Leaving that juicy, gender-equality hot potato aside – discuss that one here if you want to – I decided to have a look into why male tennis players use different balls than women, at least in part to determine why Murray was so mad that he almost had to serve with one.
First things first, the balls at specific tournaments must be the same size, regardless of player gender. While the ball size will change from tournament to tournament depending on the agreements with specific manufacturers, most tournaments – such as the US Open, for example – have rules in place that the men’s and women’s tennis balls be the same size.
(From tournament to tournament, the balls can vary in size from a minimum of 6.5 centimetres to a maximum of 7.3 centimetres. They can weigh from a minimum of 54 grams to a max of 60 grams, another thing which would probably surprise a few tennis fans out there.)
Men’s and women’s tennis balls also must have the same level of bounce when dropped from the same height.
But that’s where the similarities end.
Women’s tennis balls are actually faster than the men’s, perhaps a counter point to those who argue that the women don’t play as hard and shouldn’t be paid as much.
The men’s balls fluff up faster, meaning that they don’t glide through the air as fast. This obviously provides a disadvantage to big servers and those who rely simply on power, at least to a small degree.
The effect is that the women’s game is sped up and that the men’s game is slowed down. A story on Forbes from 2014 showed how top seeds from the women’s and men’s draws – Serena Williams and Novak Djokovic – recorded serves which were more or less the same as each other. Serena’s fastest was 196.3 kilometres per hour, with Novak’s fastest just a tad faster at 201 kilometres per hour.

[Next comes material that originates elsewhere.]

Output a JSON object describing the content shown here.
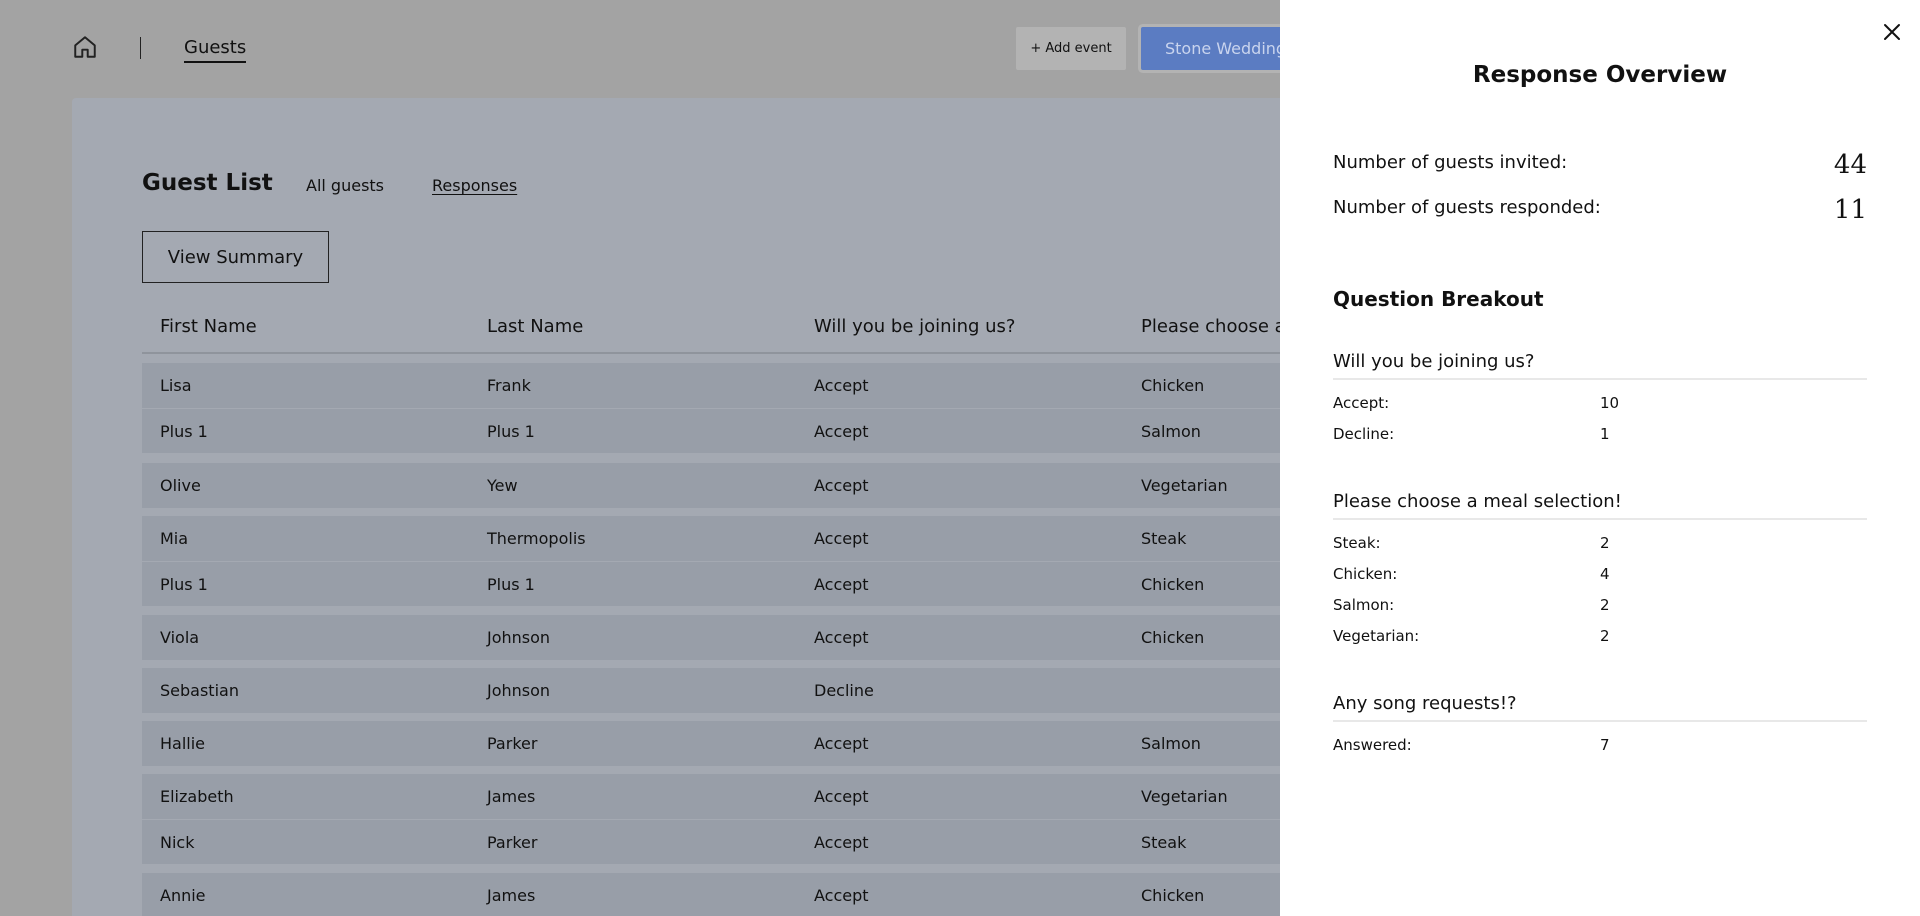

With Novak around 13 centimetres taller than Serena, it’d be expected that he served a little more than four kilometres faster. He is also a male athlete, which provides a degree of additional strength and speed advantages, based on physiology differences.
The idea for using different balls came from the Women’s Tennis Association back in 2004, with the Wall Street Journal noting that “this double standard makes for competitive tennis, blunting the power of the biggest men’s servers, while letting the women play more aggressively.”
The differences might be obvious to a seasoned pro – we’re looking at you, Andy – but they are probably negligible to amateurs, meaning you can’t blame your poor Sunday tennis record on using the wrong ball all this time.
But not all tournaments insist on the gender split.
The ever traditional and conservative Wimbledon uses the same balls for both genders. The difference can be evidenced by Serena’s fastest Wimbledon serve in 2014 – 188 kilometres per hour, around 12 kilometres slower than her fastest US Open serve. And Novak’s from the same tournament? It was 201 kilometres per hour, exactly the same the US Open.